I am rapidly becoming a fan of the Los Angeles Review of Books. It is, reportedly, the first major book review to be launched in the 21st century. The site’s first post, The Death of the Book, by Ben Ehrenreich, heralded the start of what is in fact a celebration of the continuing life of books – and the serious consideration of books.

It was started by Tom Lutz, and American writer and literary critic, presently Professor of Creative Writing and Media and Cultural Studies at University of California Riverside, in response to the shrinking space allotted to book reviews in the newspapers, to challenge the New York-centric emphasis on the literary world in the US and to include the diversity of literature being produced beyond the boundaries of the NY publishing world.

What you can view now is the temporary site, but when the full website is launched later this year, it will include an array of multimedia content, embracing new technologies for delivering books and ‘fostering the conversation about books and culture’.

While recognising the excellent contribution made by online blogs, the LARB’s aim is to make good use of professional journalists and critics who have been casualties of the reduced newspaper space, and to produce a ‘curated’ site, including different reviews, opinions and viewpoints, of new, classic and forgotten works by famous and unknown contributors from all over the world. They ‘hope to be of national and international interest, and to cover the national and international book scene’.

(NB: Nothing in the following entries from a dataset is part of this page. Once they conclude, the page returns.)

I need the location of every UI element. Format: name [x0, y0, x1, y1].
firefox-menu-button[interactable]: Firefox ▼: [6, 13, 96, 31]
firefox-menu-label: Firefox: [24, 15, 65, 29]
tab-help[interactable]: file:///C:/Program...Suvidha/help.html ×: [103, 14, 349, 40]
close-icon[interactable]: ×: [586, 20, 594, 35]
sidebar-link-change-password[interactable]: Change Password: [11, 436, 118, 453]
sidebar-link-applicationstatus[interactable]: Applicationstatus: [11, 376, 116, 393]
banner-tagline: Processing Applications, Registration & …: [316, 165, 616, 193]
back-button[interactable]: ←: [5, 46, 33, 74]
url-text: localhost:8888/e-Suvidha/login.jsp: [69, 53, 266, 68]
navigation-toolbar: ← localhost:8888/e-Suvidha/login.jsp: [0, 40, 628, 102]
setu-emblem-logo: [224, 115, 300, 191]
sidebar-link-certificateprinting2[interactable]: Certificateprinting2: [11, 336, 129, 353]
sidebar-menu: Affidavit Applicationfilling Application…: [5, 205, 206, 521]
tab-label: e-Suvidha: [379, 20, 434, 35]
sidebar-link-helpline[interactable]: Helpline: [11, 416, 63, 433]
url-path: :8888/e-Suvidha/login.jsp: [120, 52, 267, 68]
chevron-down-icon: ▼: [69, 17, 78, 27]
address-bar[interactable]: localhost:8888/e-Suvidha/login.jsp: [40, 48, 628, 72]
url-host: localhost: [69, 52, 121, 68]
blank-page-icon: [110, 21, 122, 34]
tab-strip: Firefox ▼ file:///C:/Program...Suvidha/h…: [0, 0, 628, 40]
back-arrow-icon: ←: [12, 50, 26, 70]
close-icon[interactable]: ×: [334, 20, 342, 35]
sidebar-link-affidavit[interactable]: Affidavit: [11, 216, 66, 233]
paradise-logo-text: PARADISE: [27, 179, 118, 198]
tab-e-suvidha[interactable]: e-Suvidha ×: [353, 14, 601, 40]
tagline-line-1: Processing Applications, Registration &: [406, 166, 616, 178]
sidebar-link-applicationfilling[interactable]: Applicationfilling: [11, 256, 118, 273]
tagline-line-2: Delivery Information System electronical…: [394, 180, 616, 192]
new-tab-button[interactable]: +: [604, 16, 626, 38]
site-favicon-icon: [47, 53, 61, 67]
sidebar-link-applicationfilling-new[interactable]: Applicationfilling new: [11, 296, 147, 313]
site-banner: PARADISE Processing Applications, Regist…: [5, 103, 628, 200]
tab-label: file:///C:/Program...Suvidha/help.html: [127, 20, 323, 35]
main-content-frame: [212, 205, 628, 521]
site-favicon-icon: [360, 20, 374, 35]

What is particularly refreshing for me is the eclectic nature of the content and the even-handed seriousness and respect that is given to widely different material and genres.

So far on the site you can find content ranging from philosophy to noir fiction, from biography to comics, from Heinrich Böll to Keith Richards, from Buster Keaton to Simone Weil, from Ross Macdonald to Nancy Mitford, from David Foster Wallace to Stephen King, and covering books published by publishers as varied as Virago, Little Brown, Busted Flush Press, Yale university and Black Lizard.

See for yourself. You will certainly find something you are interested in if you look – and if you are as curious and open-minded as the LARB, you may come across something you didn’t even realise might attract you.

I read recently of something called the Heffington Post – a Daly Mail-backed and very belated response and alternative to the Huffington Post. No sign in Britain yet of anything as remotely energetic and inclusive as the LARB.